Is the US economy also dematerializing its use of metals? Probably, but it’s hard to say for sure. The USGS tallies do show dematerialization in steel, aluminum, copper, and other important metals. But these figures don’t include the metals contained in imports of finished goods like cars and computers. America is a net importer of manufactured goods, so it could be that we’re using more metal year after year, but that much of this consumption is “hidden” from official statistics because of imports of heavy, complex products. However, my estimates indicate that this is extremely unlikely and that the country is in fact now reducing its overall consumption of metals.

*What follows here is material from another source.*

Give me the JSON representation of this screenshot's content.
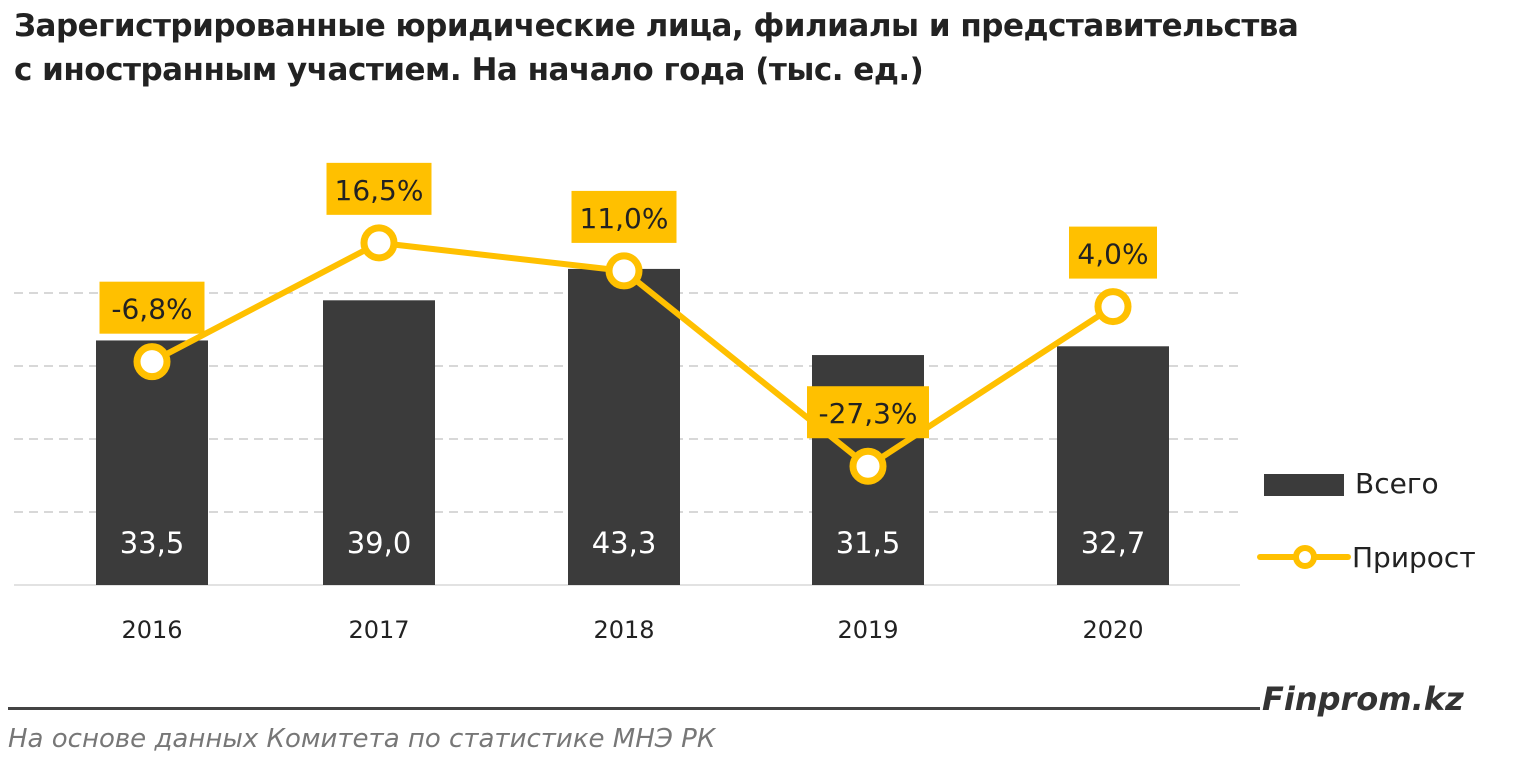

Constructing a Weak Argument

Degrowth exponent Jason Hickel responds to this broad evidence of dematerialization by making once again the shopworn argument that there are no real environmental gains; there’s only globalization of harms. Hickel has argued repeatedly that once offshoring is properly taken into account, dematerialization vanishes. How can this be, when tallies take into account imports and exports of raw materials like NKP, timber, and paper? Because, he contends, they don’t take into account the true “material footprint” of production around the world.

At this point the degrowth argument departs from reality. I mean literally. As “The Material Footprint of Nations” (the main paper Hickel cites) states, material footprint measures do “not record the actual physical movement of materials within and among countries.” Instead, they’re derived from a “calculation framework [that] … enumerates the link between the beginning of a production chain (where raw materials are extracted from the natural environment) and its end.”

Material footprint models estimate the total weight of all the materials disturbed by humans around the world as they produce the goods they eventually consume. All of the ores mined to make metal, the rock quarried to make gravel, the sand scooped up to make glass and microchips—all of these are estimated by country by year in the material footprint calculation framework.

A nation’s material footprint, then, is always higher than its direct material consumption (DMC). This is straightforward enough. What’s puzzling is that according to “The Material Footprint of Nations,” some rich countries are seeing their footprint go up even as their consumption goes down. The paper shows that many countries are now dematerializing. DMC has been trending downward for some time in the US, UK, and Japan and may recently have peaked for the European Union and OECD as a whole. Yet in all these cases, the material footprint continues to rise.

How can this be? It’s not because the material footprint models do a better job than the USGS of accounting for the metals and other materials in finished goods imports. The technical annex for the global material flows database notes that, as is the case with the USGS tallies, “complex manufactured items are largely excluded.” Instead, the paper notes, “the main reason in most cases was increased indirect use of (dependency on) construction materials.”

This is problematic, because those materials are so poorly tracked. As the appendix states, “Many countries have no data on extraction of non-metallic minerals primarily used for construction … When they are available, they are often unreliable, partial, and underreported.” It’s a poor strategy to use sparse, low-quality data to overturn conclusions based on uniform, high-quality data, yet this is what Hickel is doing when he argues that material footprint calculations show dematerialization is an illusion.